Jędrzej Kaźmierczak (KGHM SPS Głogów)
Co prawda, KGHM SPS Głogów nie wygrał ostatniego wyjazdowego meczu. Jednak nie da się przejść obojętnie obok gry tego środkowego, który zakończył sobotnie spotkanie z 83% skutecznością w ataku.
Przyjmujący
Artur Pasiński (KKS Mickiewicz Kluczbork)
Kibice są już przyzwyczajeni do tego, że Artur Pasiński potrafi wziąć na swoje barki ciężar gry, a już na pewno zadbać o dobry poziom przyjęcia. W sobotnim meczu Pasiński zdobył, co prawda 9 punktów, ale jego skuteczność w ataku wyniosła 78%. Przyjęcie utrzymał z kolei na poziomie 50% pozytywnego i 31% pefekcyjnego.
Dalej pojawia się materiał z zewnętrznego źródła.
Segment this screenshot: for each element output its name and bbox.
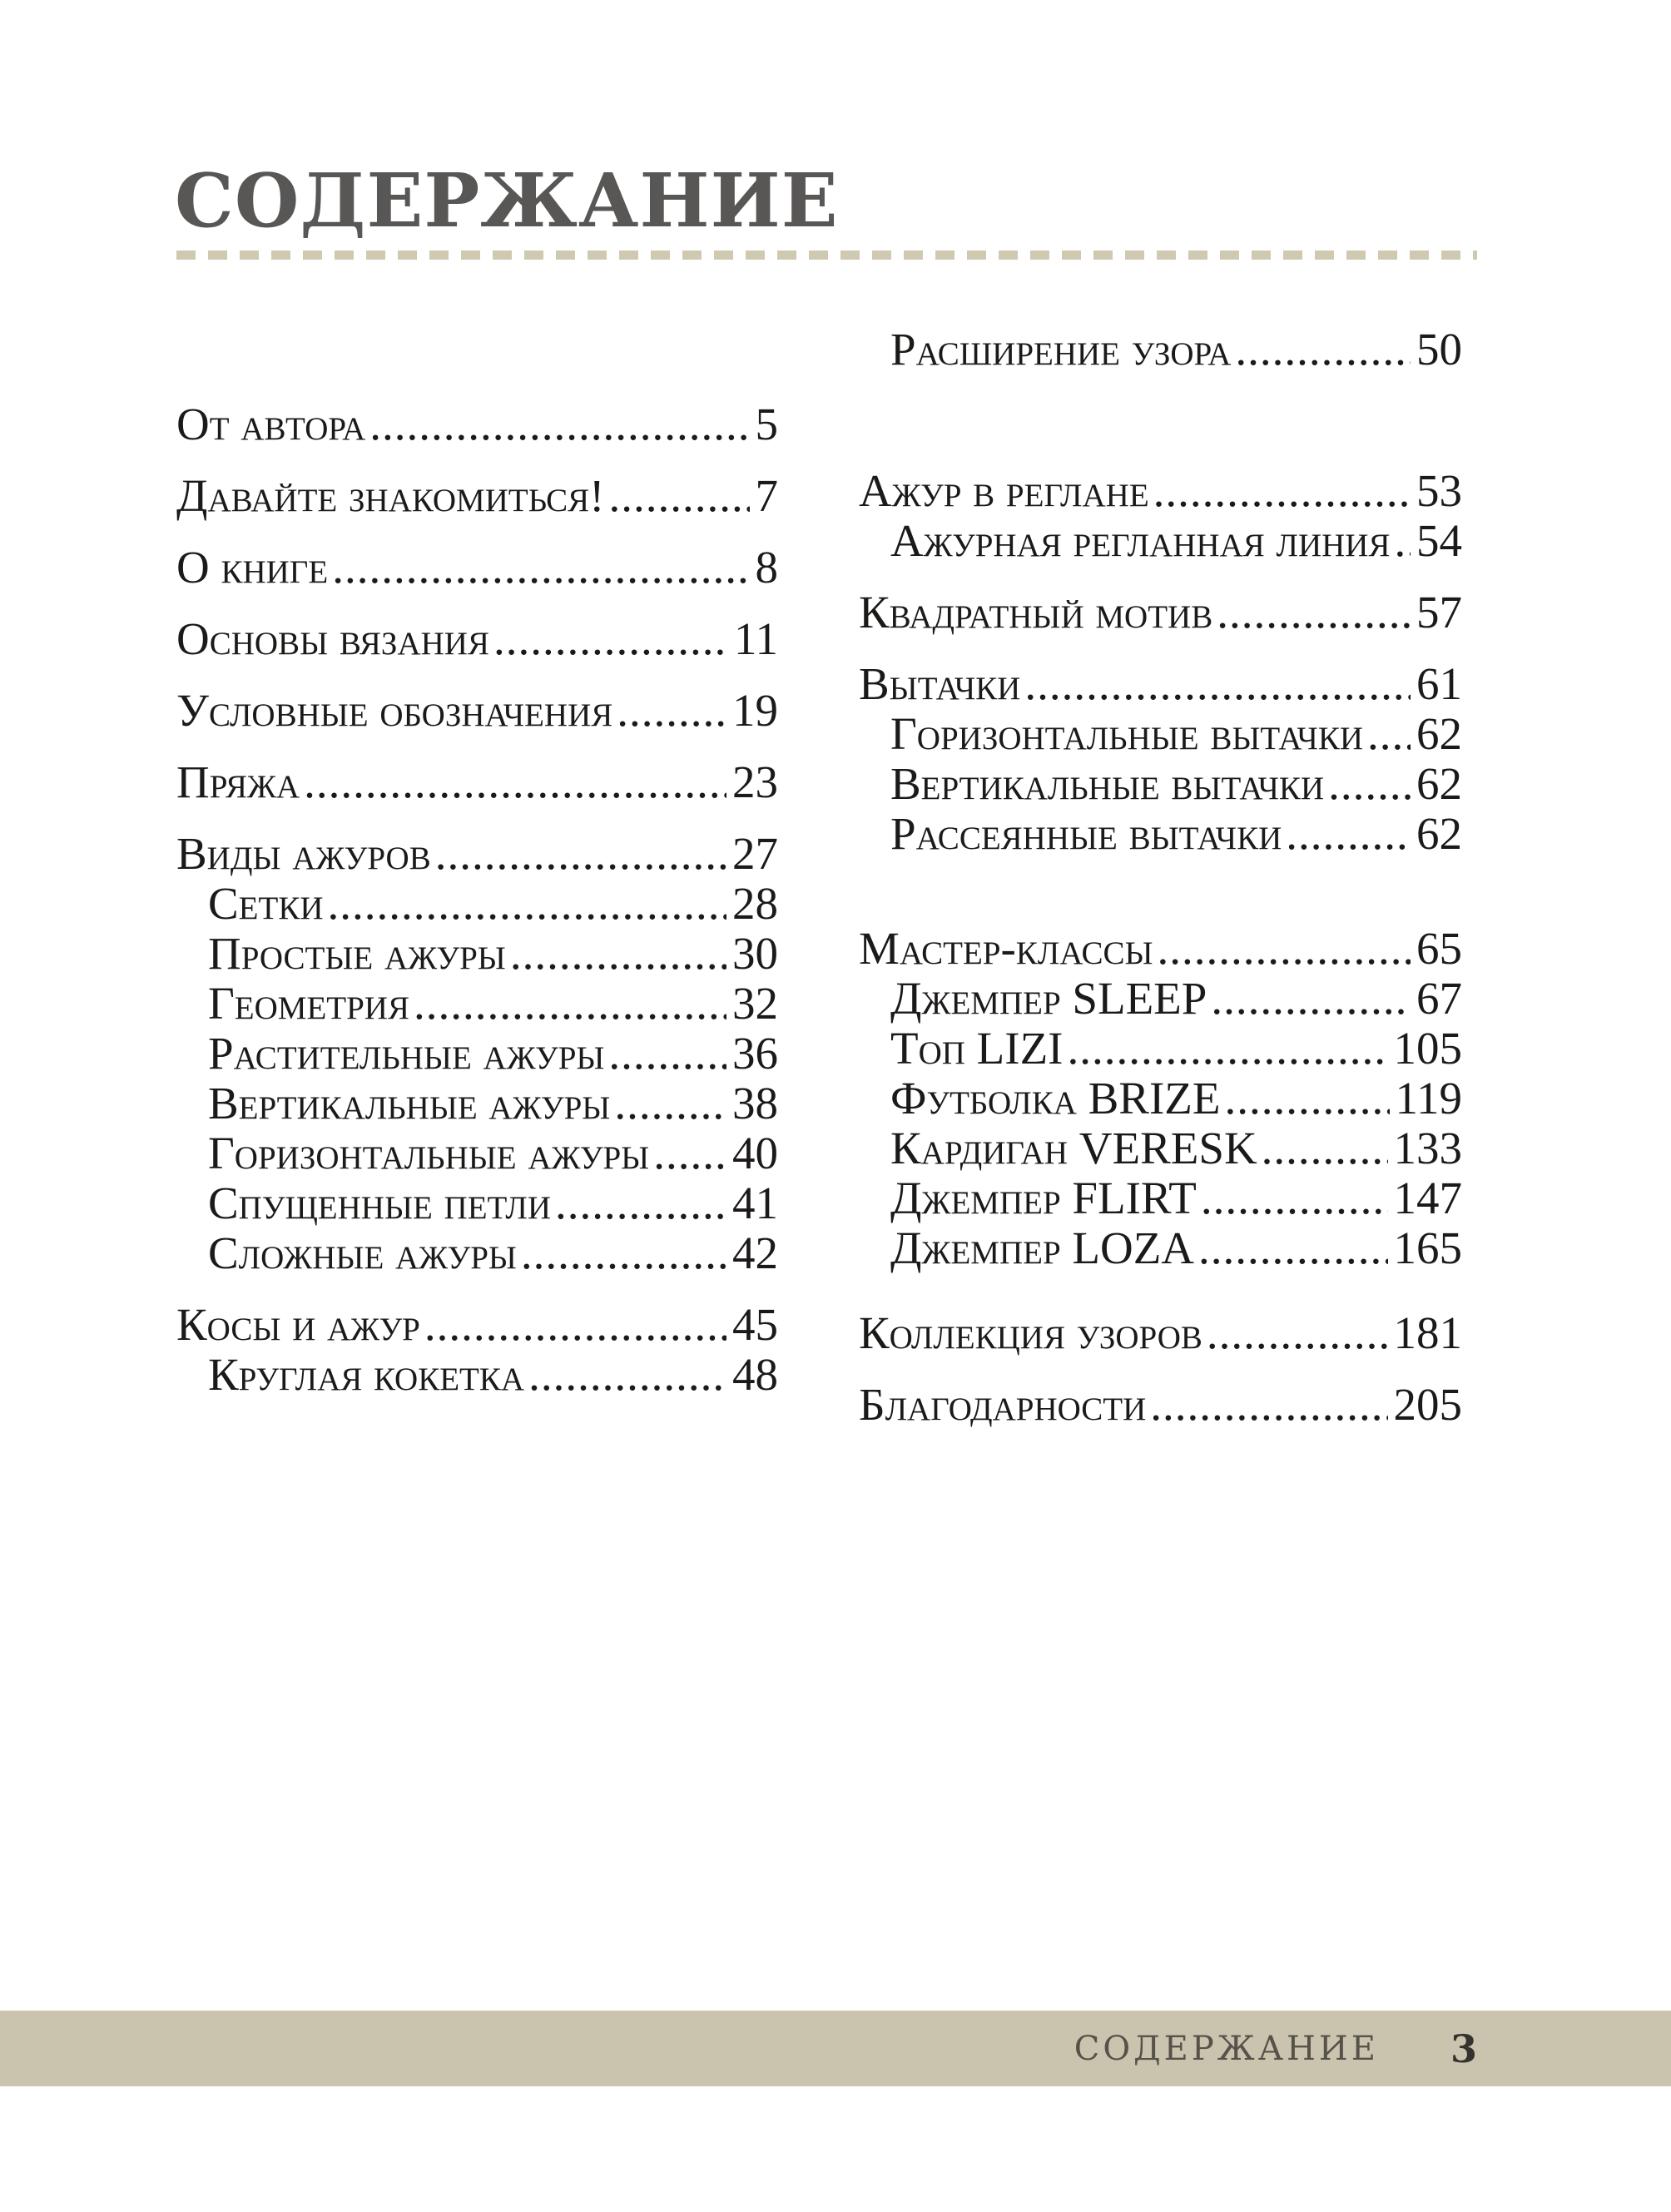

Marcin Ociepski (PZL LEONARDO Avia Świdnik)
Marcin Ociepski bardzo dobrze radzi sobie w nowej drużynie. Trudno go złamać w przyjęciu. W ostatnim spotkaniu przyjmował 15 razy i utrzymał przyjęcie na poziomie 53% pozytywnego i 33% perfekcyjnego. Warto również odnotować jego 43% skuteczność w ataku.
Libero
Bartosz Dzierżyński (BKS VISŁA PROLINE Bydgoszcz)
Maciejowi Słotarskiemu było dużo łatwiej rozgrywać piłki na lewe czy prawe skrzydło, ponieważ mógł liczyć na dobre przyjęcie. To gwarantował Bartosz Dzierżyński, który przyjął aż 19 piłek i utrzymał przyjęcie na poziomie 79% pozytywnego i 32% perfekcyjnego.